The composition, strength, length, health and positioning of the bone inside the body all have an influence in determining the biomechanics of bone and thus affects its mechanical functioning. In other words, the bones in the extremities, or arms and legs, are more resilient and adapt quickly to changes as they are more accustom to internal and external fluctuations than bones located deeper inside the body, like the ribs. Bones with more density, such as the femur, or thigh bone, resist stressors better than smaller, thinner bones found in the hand or foot, and therefore are less likely to sustain an injury from excessive stress.
Bone integrity also plays an important role in the biomechanics of bone, which is made up of several different types of tissue. This structure includes compact bone, otherwise known as the hardened outer shell, as well as spongy tissue, the softer, somewhat “airy” tissue inside the compact bone where structures such as blood vessels and bone marrow are located. The majority of the solid bone structure is called the bone matrix. Damage to the bone matrix can be experienced with certain injuries, health conditions or can occur naturally as the body ages, can decrease the bone’s overall unity and diminish its ability to react to constant changes.
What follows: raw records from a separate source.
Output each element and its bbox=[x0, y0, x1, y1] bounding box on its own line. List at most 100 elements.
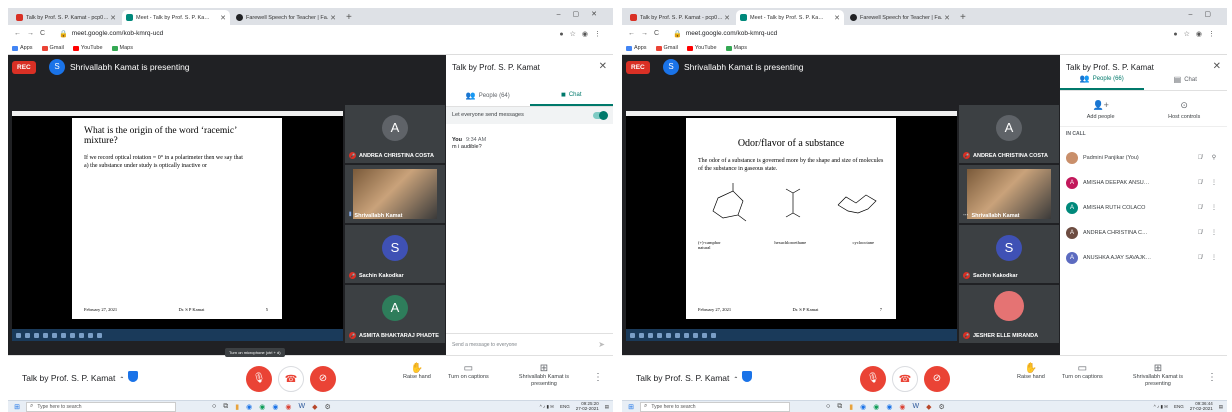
windows-start-icon[interactable]: ⊞ bbox=[624, 403, 638, 411]
camera-off-button[interactable]: ⊘ bbox=[310, 366, 336, 392]
browser-actions[interactable]: ●☆◉⋮ bbox=[1173, 30, 1221, 38]
taskbar-search[interactable]: ⌕ Type here to search bbox=[26, 401, 176, 412]
taskbar-search[interactable]: ⌕ Type here to search bbox=[640, 401, 790, 412]
participant-tile[interactable]: S 🎤 Sachin Kakodkar bbox=[345, 225, 445, 283]
notification-icon[interactable]: ▤ bbox=[605, 404, 609, 410]
task-view-icon[interactable]: ⧉ bbox=[837, 403, 842, 411]
app-icon[interactable]: ▮ bbox=[235, 403, 239, 411]
bookmark-apps[interactable]: Apps bbox=[626, 45, 647, 51]
chrome-icon[interactable]: ◉ bbox=[272, 403, 278, 411]
clock[interactable]: 09:36:44 27-02-2021 bbox=[1190, 401, 1213, 411]
participant-tile[interactable]: 🎤 JESHER ELLE MIRANDA bbox=[959, 285, 1059, 343]
clock[interactable]: 09:25:20 27-02-2021 bbox=[576, 401, 599, 411]
windows-start-icon[interactable]: ⊞ bbox=[10, 403, 24, 411]
app-icon[interactable]: ◉ bbox=[873, 403, 879, 411]
app-icon[interactable]: ◆ bbox=[926, 403, 931, 411]
browser-tab[interactable]: Talk by Prof. S. P. Kamat - pcp0… ✕ bbox=[626, 10, 734, 25]
presenting-button[interactable]: ⊞ Shrivallabh Kamat is presenting bbox=[1127, 364, 1189, 388]
app-icon[interactable]: ◉ bbox=[259, 403, 265, 411]
bookmark-apps[interactable]: Apps bbox=[12, 45, 33, 51]
browser-tab[interactable]: Farewell Speech for Teacher | Fa… ✕ bbox=[232, 10, 340, 25]
browser-tab-active[interactable]: Meet - Talk by Prof. S. P. Ka… ✕ bbox=[122, 10, 230, 25]
new-tab-button[interactable]: + bbox=[346, 10, 352, 25]
word-icon[interactable]: W bbox=[913, 403, 920, 411]
participant-tile[interactable]: A 🎤 ANDREA CHRISTINA COSTA bbox=[345, 105, 445, 163]
app-icon[interactable]: ◉ bbox=[246, 403, 252, 411]
list-item[interactable]: A ANUSHKA AJAY SAVAJK… 🎙̸ ⋮ bbox=[1066, 245, 1221, 270]
window-controls[interactable]: –▢ bbox=[1188, 10, 1223, 18]
close-icon[interactable]: ✕ bbox=[220, 14, 226, 22]
participant-tile[interactable]: S 🎤 Sachin Kakodkar bbox=[959, 225, 1059, 283]
tab-chat[interactable]: ■ Chat bbox=[529, 85, 613, 106]
allow-messages-toggle[interactable] bbox=[593, 111, 608, 120]
send-icon[interactable]: ➤ bbox=[598, 340, 605, 349]
tab-people[interactable]: 👥 People (66) bbox=[1060, 69, 1144, 90]
more-options-icon[interactable]: ⋮ bbox=[1207, 372, 1217, 383]
more-options-icon[interactable]: ⋮ bbox=[1207, 179, 1221, 186]
cortana-icon[interactable]: ○ bbox=[212, 403, 216, 411]
chat-input[interactable]: Send a message to everyone ➤ bbox=[446, 333, 613, 355]
captions-button[interactable]: ▭ Turn on captions bbox=[1062, 364, 1103, 381]
pin-icon[interactable]: ⚲ bbox=[1207, 154, 1221, 161]
shield-icon[interactable] bbox=[128, 371, 138, 382]
list-item[interactable]: Padmini Panjikar (You) 🎙̸ ⚲ bbox=[1066, 145, 1221, 170]
browser-actions[interactable]: ●☆◉⋮ bbox=[559, 30, 607, 38]
chrome-icon[interactable]: ◉ bbox=[886, 403, 892, 411]
shield-icon[interactable] bbox=[742, 371, 752, 382]
tray-icons[interactable]: ^ ♪ ▮ ✉ bbox=[1154, 404, 1168, 410]
app-icon[interactable]: ◆ bbox=[312, 403, 317, 411]
raise-hand-button[interactable]: ✋ Raise hand bbox=[1017, 364, 1045, 381]
browser-tab[interactable]: Farewell Speech for Teacher | Fa… ✕ bbox=[846, 10, 954, 25]
close-icon[interactable]: ✕ bbox=[724, 14, 730, 22]
add-people-button[interactable]: 👤+ Add people bbox=[1087, 100, 1115, 120]
word-icon[interactable]: W bbox=[299, 403, 306, 411]
close-icon[interactable]: ✕ bbox=[599, 61, 607, 72]
more-options-icon[interactable]: ⋮ bbox=[1207, 254, 1221, 261]
task-view-icon[interactable]: ⧉ bbox=[223, 403, 228, 411]
browser-tab[interactable]: Talk by Prof. S. P. Kamat - pcp0… ✕ bbox=[12, 10, 120, 25]
cortana-icon[interactable]: ○ bbox=[826, 403, 830, 411]
tab-chat[interactable]: ▤ Chat bbox=[1144, 69, 1228, 90]
bookmark-maps[interactable]: Maps bbox=[725, 45, 747, 51]
more-options-icon[interactable]: ⋮ bbox=[1207, 229, 1221, 236]
more-options-icon[interactable]: ⋮ bbox=[1207, 204, 1221, 211]
settings-icon[interactable]: ⚙ bbox=[325, 403, 331, 411]
close-icon[interactable]: ✕ bbox=[330, 14, 336, 22]
list-item[interactable]: A ANDREA CHRISTINA C… 🎙̸ ⋮ bbox=[1066, 220, 1221, 245]
bookmark-gmail[interactable]: Gmail bbox=[655, 45, 678, 51]
tab-people[interactable]: 👥 People (64) bbox=[446, 85, 530, 106]
tray-icons[interactable]: ^ ♪ ▮ ✉ bbox=[540, 404, 554, 410]
captions-button[interactable]: ▭ Turn on captions bbox=[448, 364, 489, 381]
participant-tile[interactable]: A 🎤 ASMITA BHAKTARAJ PHADTE bbox=[345, 285, 445, 343]
taskbar-apps[interactable]: ○ ⧉ ▮ ◉ ◉ ◉ ◉ W ◆ ⚙ bbox=[826, 403, 945, 411]
bookmark-youtube[interactable]: YouTube bbox=[72, 45, 103, 51]
notification-icon[interactable]: ▤ bbox=[1219, 404, 1223, 410]
mic-off-button[interactable]: 🎙 bbox=[246, 366, 272, 392]
url-field[interactable]: meet.google.com/kob-kmrq-ucd bbox=[686, 30, 1174, 37]
camera-off-button[interactable]: ⊘ bbox=[924, 366, 950, 392]
presenting-button[interactable]: ⊞ Shrivallabh Kamat is presenting bbox=[513, 364, 575, 388]
chrome-icon[interactable]: ◉ bbox=[285, 403, 291, 411]
leave-call-button[interactable]: ☎ bbox=[892, 366, 918, 392]
list-item[interactable]: A AMISHA DEEPAK ANSU… 🎙̸ ⋮ bbox=[1066, 170, 1221, 195]
nav-buttons[interactable]: ←→C bbox=[628, 30, 665, 37]
chrome-icon[interactable]: ◉ bbox=[899, 403, 905, 411]
host-controls-button[interactable]: ⊙ Host controls bbox=[1168, 100, 1200, 120]
taskbar-apps[interactable]: ○ ⧉ ▮ ◉ ◉ ◉ ◉ W ◆ ⚙ bbox=[212, 403, 331, 411]
app-icon[interactable]: ▮ bbox=[849, 403, 853, 411]
close-icon[interactable]: ✕ bbox=[944, 14, 950, 22]
participant-tile[interactable]: A 🎤 ANDREA CHRISTINA COSTA bbox=[959, 105, 1059, 163]
mic-off-button[interactable]: 🎙 bbox=[860, 366, 886, 392]
meeting-title[interactable]: Talk by Prof. S. P. Kamat ⌃ bbox=[636, 373, 738, 383]
bookmark-youtube[interactable]: YouTube bbox=[686, 45, 717, 51]
close-icon[interactable]: ✕ bbox=[834, 14, 840, 22]
window-controls[interactable]: –▢✕ bbox=[557, 10, 609, 18]
raise-hand-button[interactable]: ✋ Raise hand bbox=[403, 364, 431, 381]
bookmark-gmail[interactable]: Gmail bbox=[41, 45, 64, 51]
more-options-icon[interactable]: ⋮ bbox=[593, 372, 603, 383]
nav-buttons[interactable]: ←→C bbox=[14, 30, 51, 37]
settings-icon[interactable]: ⚙ bbox=[939, 403, 945, 411]
participant-tile[interactable]: ⋯ Shrivallabh Kamat bbox=[959, 165, 1059, 223]
list-item[interactable]: A AMISHA RUTH COLACO 🎙̸ ⋮ bbox=[1066, 195, 1221, 220]
url-field[interactable]: meet.google.com/kob-kmrq-ucd bbox=[72, 30, 560, 37]
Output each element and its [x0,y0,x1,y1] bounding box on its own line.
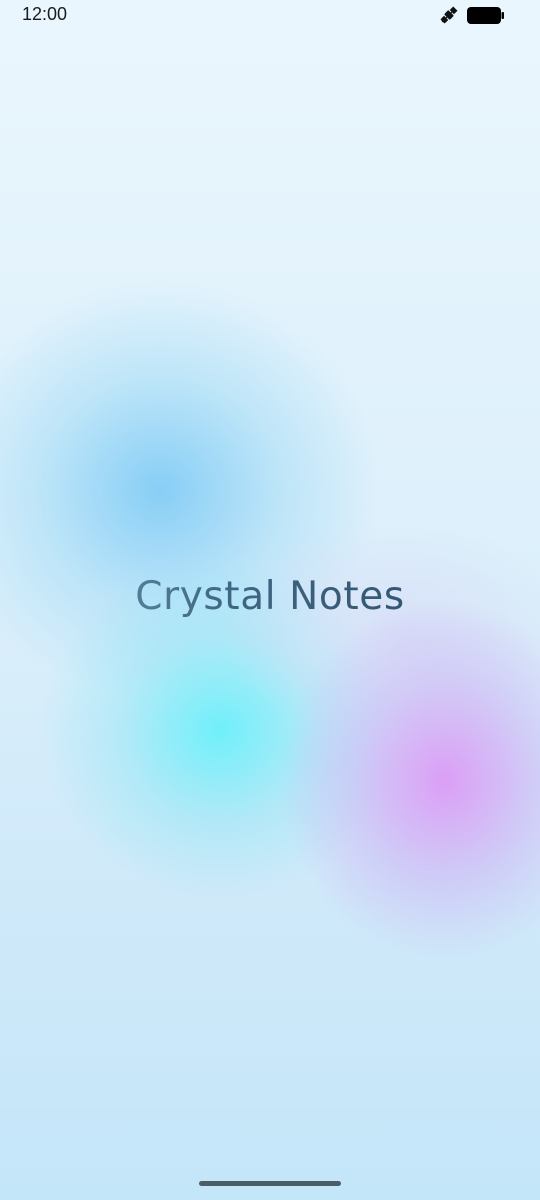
app-title: Crystal Notes [0,574,540,619]
satellite-icon [440,6,458,24]
status-bar: 12:00 [0,0,540,30]
status-time: 12:00 [22,4,68,24]
battery-icon [467,7,504,24]
home-indicator[interactable] [199,1181,341,1186]
splash-screen: 12:00 Crystal Notes [0,0,540,1200]
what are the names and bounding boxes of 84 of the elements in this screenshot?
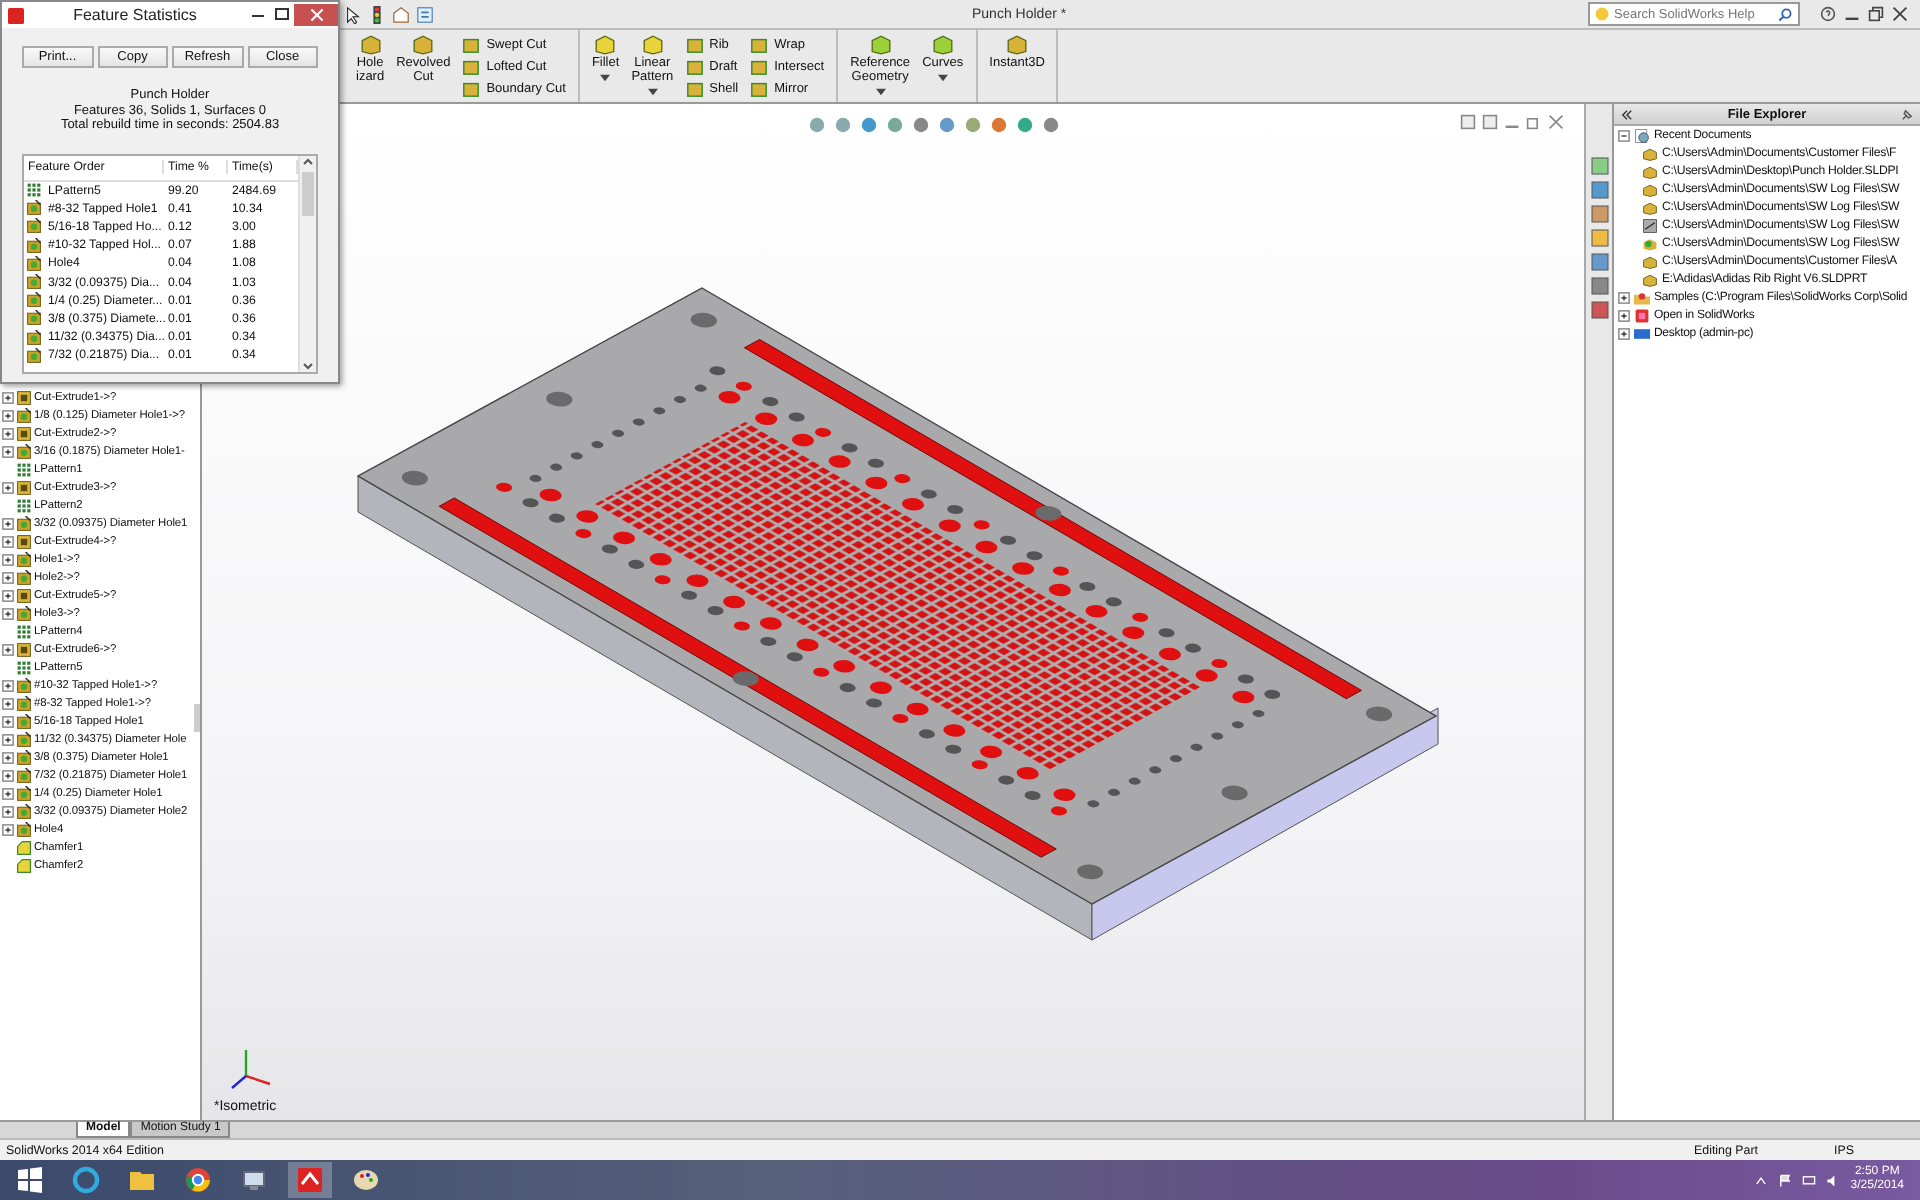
caret-icon[interactable] (600, 74, 611, 82)
open-parts-icon (1634, 307, 1650, 323)
expand-icon[interactable] (2, 571, 14, 583)
expand-icon[interactable] (2, 607, 14, 619)
feature-tool-icon (931, 34, 954, 56)
linear-pattern-icon (16, 497, 32, 513)
maximize-icon[interactable] (270, 6, 294, 24)
app-logo-icon (8, 7, 24, 23)
expand-icon[interactable] (2, 679, 14, 691)
pin-icon[interactable] (1900, 107, 1914, 121)
clock-document-icon (1634, 127, 1650, 143)
scrollbar-thumb[interactable] (302, 171, 314, 215)
search-icon[interactable] (1778, 7, 1792, 21)
expand-icon[interactable] (2, 517, 14, 529)
paint-palette-icon[interactable] (352, 1166, 380, 1194)
caret-icon[interactable] (937, 74, 948, 82)
hole-feature-icon (16, 515, 32, 531)
select-arrow-icon[interactable] (344, 5, 362, 23)
expand-icon[interactable] (1618, 309, 1630, 321)
network-icon[interactable] (1802, 1173, 1817, 1187)
expand-icon[interactable] (2, 751, 14, 763)
close-icon (309, 8, 323, 22)
hole-feature-icon (16, 407, 32, 423)
expand-icon[interactable] (1618, 291, 1630, 303)
traffic-light-icon[interactable] (368, 5, 386, 23)
linear-pattern-icon (16, 623, 32, 639)
scroll-down-icon[interactable] (302, 359, 314, 371)
restore-icon[interactable] (1526, 114, 1542, 130)
windows-start-icon[interactable] (16, 1166, 44, 1194)
extruded-cut-icon (16, 587, 32, 603)
expand-icon[interactable] (2, 823, 14, 835)
hole-feature-icon (16, 443, 32, 459)
extruded-cut-icon (16, 425, 32, 441)
linear-pattern-icon (16, 659, 32, 675)
feature-tool-icon (359, 34, 382, 56)
feature-tool-icon (869, 34, 892, 56)
expand-icon[interactable] (2, 445, 14, 457)
folder-icon (1634, 289, 1650, 305)
feature-tool-icon (1006, 34, 1029, 56)
drawing-document-icon (1642, 217, 1658, 233)
expand-icon[interactable] (2, 643, 14, 655)
computer-icon[interactable] (240, 1166, 268, 1194)
expand-icon[interactable] (2, 769, 14, 781)
close-icon[interactable] (1548, 114, 1564, 130)
expand-icon[interactable] (2, 391, 14, 403)
feature-tool-icon (641, 34, 664, 56)
close-icon[interactable] (1892, 6, 1908, 22)
expand-icon[interactable] (2, 535, 14, 547)
flag-icon[interactable] (1778, 1173, 1793, 1187)
expand-icon[interactable] (2, 589, 14, 601)
desktop-icon (1634, 325, 1650, 341)
options-list-icon[interactable] (416, 5, 434, 23)
help-icon[interactable] (1820, 6, 1836, 22)
expand-icon[interactable] (2, 697, 14, 709)
expand-icon[interactable] (2, 805, 14, 817)
collapse-panel-icon[interactable] (1620, 107, 1634, 121)
app-logo-icon[interactable] (296, 1166, 324, 1194)
extruded-cut-icon (16, 641, 32, 657)
collapse-icon[interactable] (1618, 129, 1630, 141)
expand-icon[interactable] (2, 427, 14, 439)
folder-icon[interactable] (128, 1166, 156, 1194)
expand-icon[interactable] (2, 481, 14, 493)
hole-feature-icon (16, 605, 32, 621)
expand-icon[interactable] (2, 715, 14, 727)
dialog-title: Feature Statistics (71, 6, 199, 24)
close-button[interactable] (294, 4, 338, 26)
assembly-document-icon (1642, 235, 1658, 251)
extruded-cut-icon (16, 389, 32, 405)
feature-tool-icon (594, 34, 617, 56)
expand-icon[interactable] (2, 787, 14, 799)
caret-icon[interactable] (875, 88, 886, 96)
expand-icon[interactable] (2, 409, 14, 421)
extruded-cut-icon (16, 479, 32, 495)
linear-pattern-icon (26, 182, 42, 199)
expand-icon[interactable] (2, 733, 14, 745)
show-hidden-icons-icon[interactable] (1754, 1173, 1769, 1187)
expand-icon[interactable] (1618, 327, 1630, 339)
expand-icon[interactable] (2, 553, 14, 565)
scroll-up-icon[interactable] (302, 155, 314, 167)
linear-pattern-icon (16, 461, 32, 477)
feature-tool-icon (412, 34, 435, 56)
restore-icon[interactable] (1868, 6, 1884, 22)
extruded-cut-icon (16, 533, 32, 549)
caret-icon[interactable] (647, 88, 658, 96)
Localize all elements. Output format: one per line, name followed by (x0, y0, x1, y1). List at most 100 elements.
This impairment, commonly in the form microtears, or tiny splits in the bone’s surface, can weaken its integrity and increase the chances of fractures or bone breaks when stressors are placed upon it.
On the other hand, the biomechanics of bone, or its ability to react to changes, relies on the bone’s ability to constantly renew or reproduce new cells, a mechanism called remodeling. This process can essentially aid in the repair of damaged bone cells, and is reliant on a certain amount of stress in the form of muscular contractions and alteration in the load or force placed on the bone. For example, when the biomechanics of bone in the leg is altered by a fracture, the initial healing process commonly requires the limb to not have any force applied to it. As the bone begins to heal, a certain amount of weight bearing may be necessary for the bone to rebuild.